Photo : Ueno Chizuko

上野千鹤子

从”恩惠”到”权利”日本现在正在快速迈入”超老龄化社会”,这是从未有过的体验。2010年,日本的人口老龄化比率(65岁以上人口的比率)占23.1%,达到了世界最高水平。预测在2020年,这个数字将超过27%。

与人口老龄化问题同时出现的就是护理问题。事实上,在日本,需要护理(即需要日常护理)的人口在持续增加,护理中的若干问题,如长期化、严重化、多重化及复合化等已经愈演愈烈。

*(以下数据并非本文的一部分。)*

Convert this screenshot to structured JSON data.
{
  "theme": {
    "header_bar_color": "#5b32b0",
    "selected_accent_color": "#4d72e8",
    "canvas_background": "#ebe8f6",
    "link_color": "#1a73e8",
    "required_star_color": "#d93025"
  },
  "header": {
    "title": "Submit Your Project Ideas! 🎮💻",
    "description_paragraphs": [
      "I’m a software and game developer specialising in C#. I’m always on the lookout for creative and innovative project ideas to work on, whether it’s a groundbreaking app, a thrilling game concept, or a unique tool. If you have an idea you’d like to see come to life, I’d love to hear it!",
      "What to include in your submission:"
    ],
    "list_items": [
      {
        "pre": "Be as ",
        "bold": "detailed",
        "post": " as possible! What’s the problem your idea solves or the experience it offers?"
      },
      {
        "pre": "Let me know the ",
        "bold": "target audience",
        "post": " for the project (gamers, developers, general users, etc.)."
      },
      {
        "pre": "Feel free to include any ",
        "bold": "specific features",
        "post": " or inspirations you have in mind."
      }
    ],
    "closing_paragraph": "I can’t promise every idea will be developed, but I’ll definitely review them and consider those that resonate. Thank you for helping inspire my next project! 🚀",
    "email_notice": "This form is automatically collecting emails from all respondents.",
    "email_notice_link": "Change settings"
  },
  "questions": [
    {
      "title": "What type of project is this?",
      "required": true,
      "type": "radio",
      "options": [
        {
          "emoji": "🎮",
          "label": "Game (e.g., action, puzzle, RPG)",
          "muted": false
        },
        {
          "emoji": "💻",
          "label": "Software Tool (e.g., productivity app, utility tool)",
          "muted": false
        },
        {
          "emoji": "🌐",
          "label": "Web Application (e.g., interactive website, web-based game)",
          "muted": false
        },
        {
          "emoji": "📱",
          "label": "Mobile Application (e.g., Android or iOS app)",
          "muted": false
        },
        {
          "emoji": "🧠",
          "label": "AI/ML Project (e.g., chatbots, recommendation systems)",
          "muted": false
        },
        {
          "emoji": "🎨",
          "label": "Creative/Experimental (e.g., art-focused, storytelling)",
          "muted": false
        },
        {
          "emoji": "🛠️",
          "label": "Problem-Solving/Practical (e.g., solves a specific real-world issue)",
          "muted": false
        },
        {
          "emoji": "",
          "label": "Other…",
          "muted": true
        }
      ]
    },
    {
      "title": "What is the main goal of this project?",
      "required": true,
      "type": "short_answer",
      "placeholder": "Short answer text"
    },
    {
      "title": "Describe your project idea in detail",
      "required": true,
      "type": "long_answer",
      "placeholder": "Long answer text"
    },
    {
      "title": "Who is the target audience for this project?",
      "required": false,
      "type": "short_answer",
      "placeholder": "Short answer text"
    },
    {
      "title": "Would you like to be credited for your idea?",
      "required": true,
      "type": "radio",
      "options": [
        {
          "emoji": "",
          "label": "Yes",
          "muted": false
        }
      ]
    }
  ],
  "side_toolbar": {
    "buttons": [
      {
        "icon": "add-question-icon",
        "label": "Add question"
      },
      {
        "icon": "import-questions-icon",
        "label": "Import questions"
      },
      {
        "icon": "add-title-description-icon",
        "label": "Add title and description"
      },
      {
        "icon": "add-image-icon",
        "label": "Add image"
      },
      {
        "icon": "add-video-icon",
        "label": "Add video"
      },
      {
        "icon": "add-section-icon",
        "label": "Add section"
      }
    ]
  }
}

如果人长期保持一个姿势,如卧床不起等,则身体和支撑物的接触部分的血液会不流通,皮肤坏死,导致”褥疮”的产生。这种情况再发展下去的话,骨头会突出到皮肤表面,使人极其痛苦。更甚者,生褥疮的地方容易有细菌侵入,引发感染。因此而感染肺炎和肺结核之类的疾病去世的人也有很多。这些都是护理方面的一些现状。

现在,护理水平正在提高,让病人避免生褥疮成为一个护理目标。误咽性肺炎的预防也有了相当的进展。而且日本的卫生水平、营养水平和医疗水平非常高。这是战后实现了高度经济发展的文明成果。在今天的日本社会,即便是需要日常护理的重度患者,也能够长期接受到高品质的护理。目前世界上还罕有国家能实现这样的水准。支持这样的社会制度有两点。

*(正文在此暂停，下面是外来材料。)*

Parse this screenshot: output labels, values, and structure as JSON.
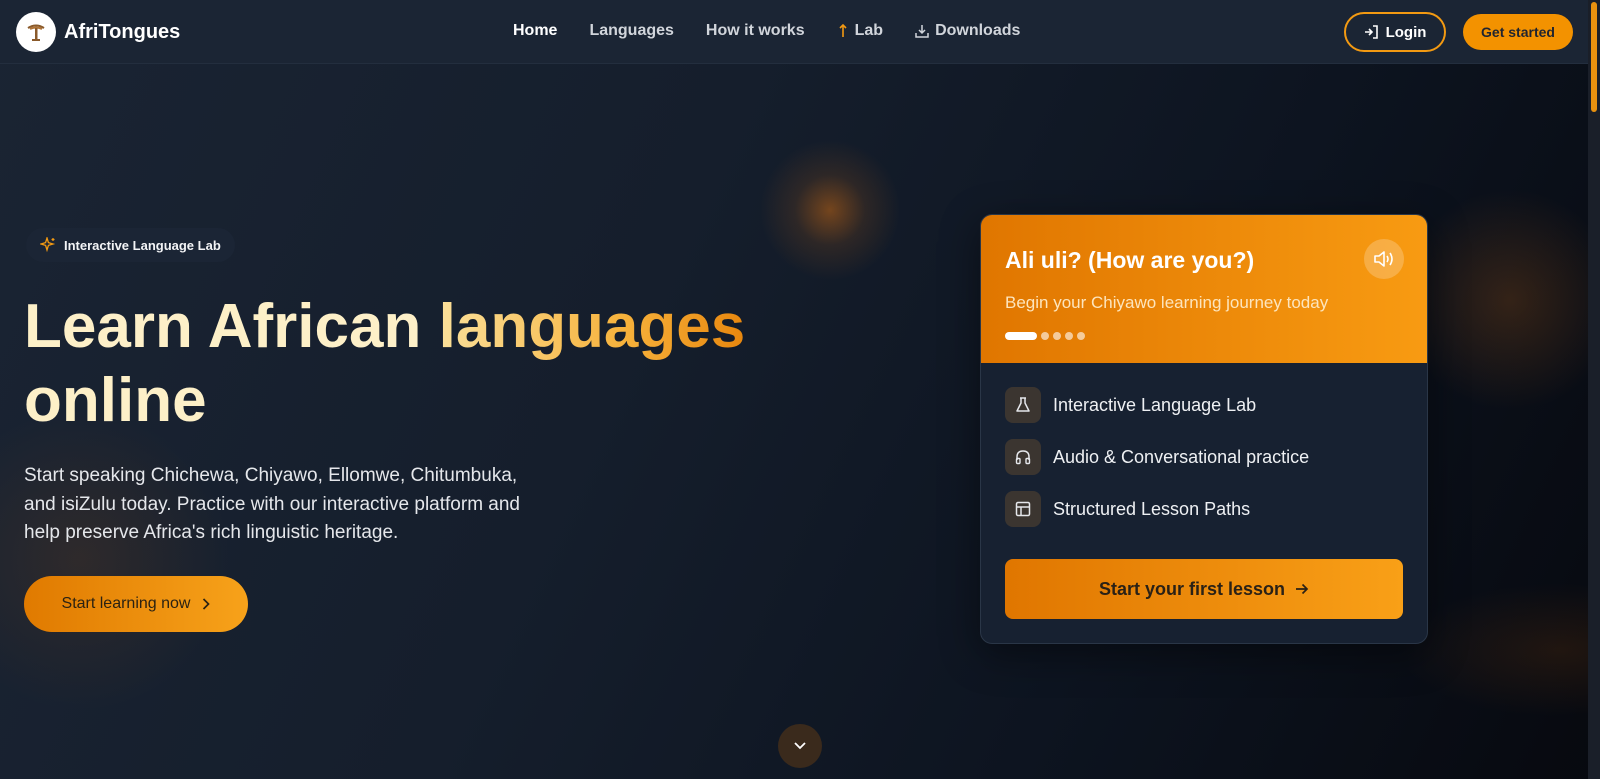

一个是公共养老金制度。其实要得到护理,最重要的是老年人的经济实力。确实,由于厚生劳动省的疏漏管理而导致了”消失的退休金”等问题,这说明养老金制度的缺陷确实存在。可是,如果这个制度不存在,没有收入的老年人大概只能靠孩子赡养吧,因此也可以说退休金改变了老年人和孩子之间的关系。

第二个是护理保险制度。这个制度于2000年实施,是由社会全体来负担需要护理人群的一种制度。可以说,这种制度也正是日本应该觉得自豪的。

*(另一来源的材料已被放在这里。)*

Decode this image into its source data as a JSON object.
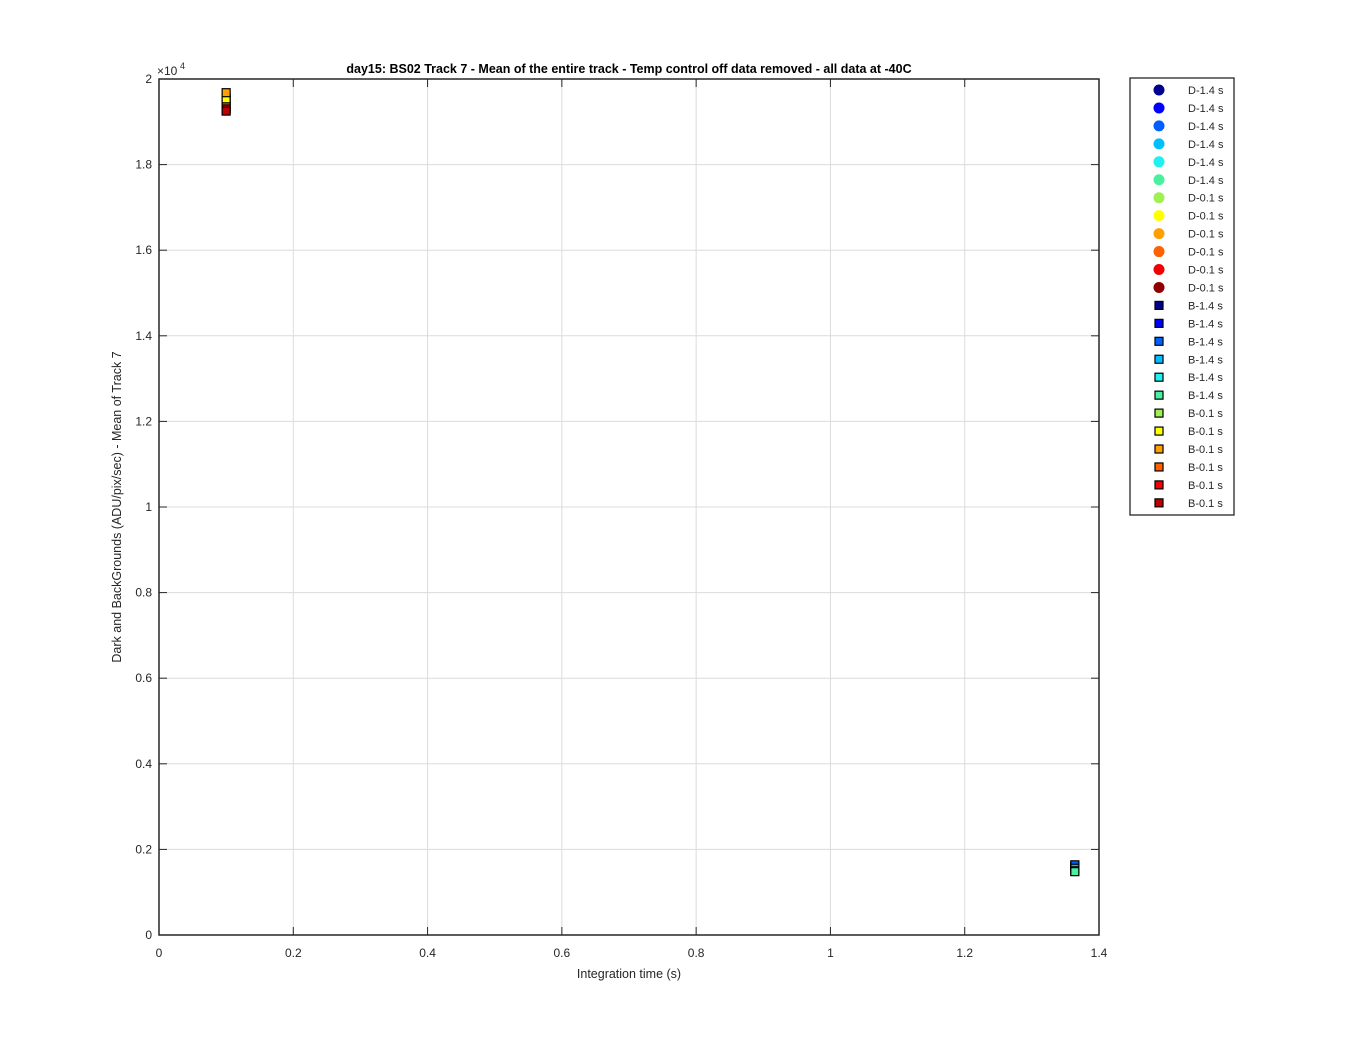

看看国外,护理制度有两种体系。一种是在北欧诸国实施的,完全把税金当做护理所需财源的方式。还有一种是德国采用的,从国民收入中征收保险费的保险方式。都说日本在模仿德国形式,可是实际上并非如此,其实日本是采用了一种独自的折中方式—-税金和保险费各收50%。

与德国相比,日本的护理保险其特色首先在于,利用额度的上限非常高。同时通过采用收税,对老龄化比率不同的区域进行再分配。进一步说,采用保险方式,使得人们对于护理服务的意识也发生了转变。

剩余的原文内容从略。